Where there had once been only goals, shots and saves had arrived.
Now, not only could we build multiple regression models where many of the predictor variables were highly correlated, we could also look at conversion rates for strikers and save rates for keepers.
In an era when the short term ruled, a keeper such as David Seaman was world class in terms of save percentage until he conceded more goals in a game at Derby than he had conceded in the previous five Premier League games. And then, as now, MotD's expecterts went to town on a singular performance.
Sample size and random variation wasn't high on the list of football related topics in 1997, but it was apparent to some that what you saw in terms of save percentage might not be what you'd get in the future.
You needed a bigger sample size of shots faced by a keeper and you also needed to regress that rate towards the league average.
This didn't turn save percentage into a killer stat, but it did make the curse of the streaky 90% save percentage more understandable when it inevitably tanked to more mundane levels.
|
Spot the interloper from the future. |
Fast forward and now model based keeper analysis can extend to shot type, location and even include those devilish deflections that confound the best.
However, for some, save percentage remains the most accessible way to convey information about a particular keeper.
This week was a
good example.
It may not be a cutting edge approach to evaluating a keeper, but for many, if not most, it is as deep as they wish to delve.
So what 1990's rules of thumb can be applied to the basic save currency of the current crop of keepers,
We know that the save percentages of this season's keepers is not the product of equally talented keepers facing equally difficult shots because the spread of the save percentages of each keeper is wider than if this was the case.

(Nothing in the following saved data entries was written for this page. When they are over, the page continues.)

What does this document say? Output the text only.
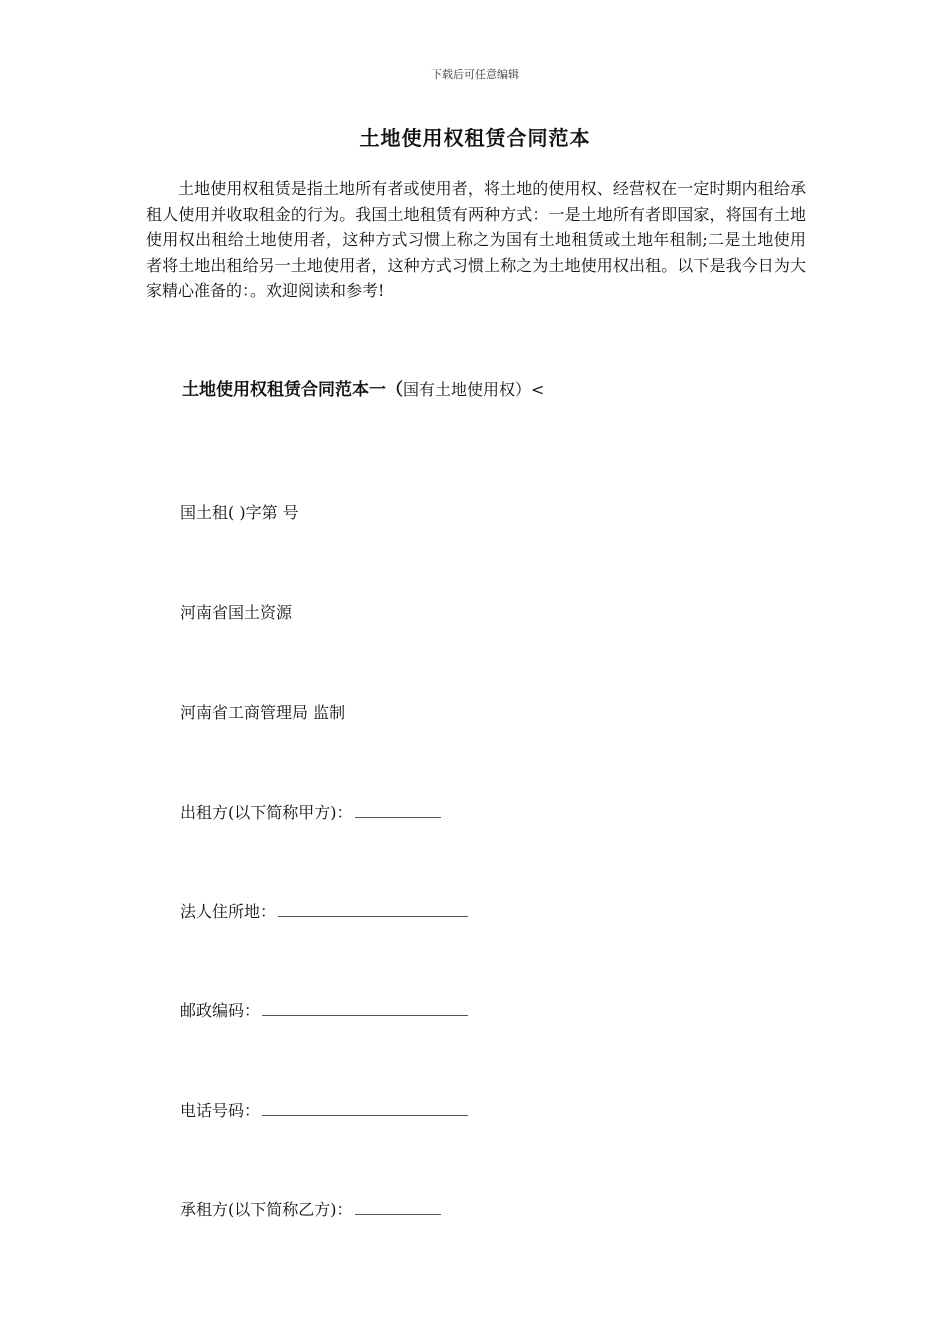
下载后可任意编辑
土地使用权租赁合同范本

土地使用权租赁是指土地所有者或使用者，将土地的使用权、经营权在一定时期内租给承租人使用并收取租金的行为。我国土地租赁有两种方式：一是土地所有者即国家，将国有土地使用权出租给土地使用者，这种方式习惯上称之为国有土地租赁或土地年租制;二是土地使用者将土地出租给另一土地使用者，这种方式习惯上称之为土地使用权出租。以下是我今日为大家精心准备的：。欢迎阅读和参考!

土地使用权租赁合同范本一（国有土地使用权）<
国土租( )字第 号
河南省国土资源
河南省工商管理局 监制
出租方(以下简称甲方)：
法人住所地：
邮政编码：
电话号码：
承租方(以下简称乙方)：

Equally, random variation is one component of the observed save percentages and small sample sizes are prone to producing extremes simple by chance.
If you want a keeper's raw save percentage to better reflect what may occur in the future regress his actual percentage in line with the following table.
Stoke's (or rather Derby's) Lee Grant has faced 31 shots on goal and saved 26 and his raw efficiency is 0.839. League average is running at 0.66.
Regress his actual rate by 70% as he's faced around 30 goal attempts, so (0.839 *(1-0.7)) + (0.7 * 0.66) = 0.713
Your better guess of Grant's immediate future, based on his single season to date is that his 0.839 save percentage from 31 shots may see him save 71% of the shots he faces, without any age related decline factored in.
He's still ranked first this season, but he's really close to a scrum of other keepers with similarly regressed rates. Ranking players instead of discussing the actual numbers is often strawman territory, anyway.
There's nothing wrong with using simple data, but you owe it to your article and audience to do the best with that data.
Raw save rates from one season are better predictors of actual save rates in the following season in just 30% of examples. 70% of the time your get a more accurate validation of your conclusion through your closeness to future events if you go the extra yard and regress the raw data.
At least Party Like it's 2016, not 1999.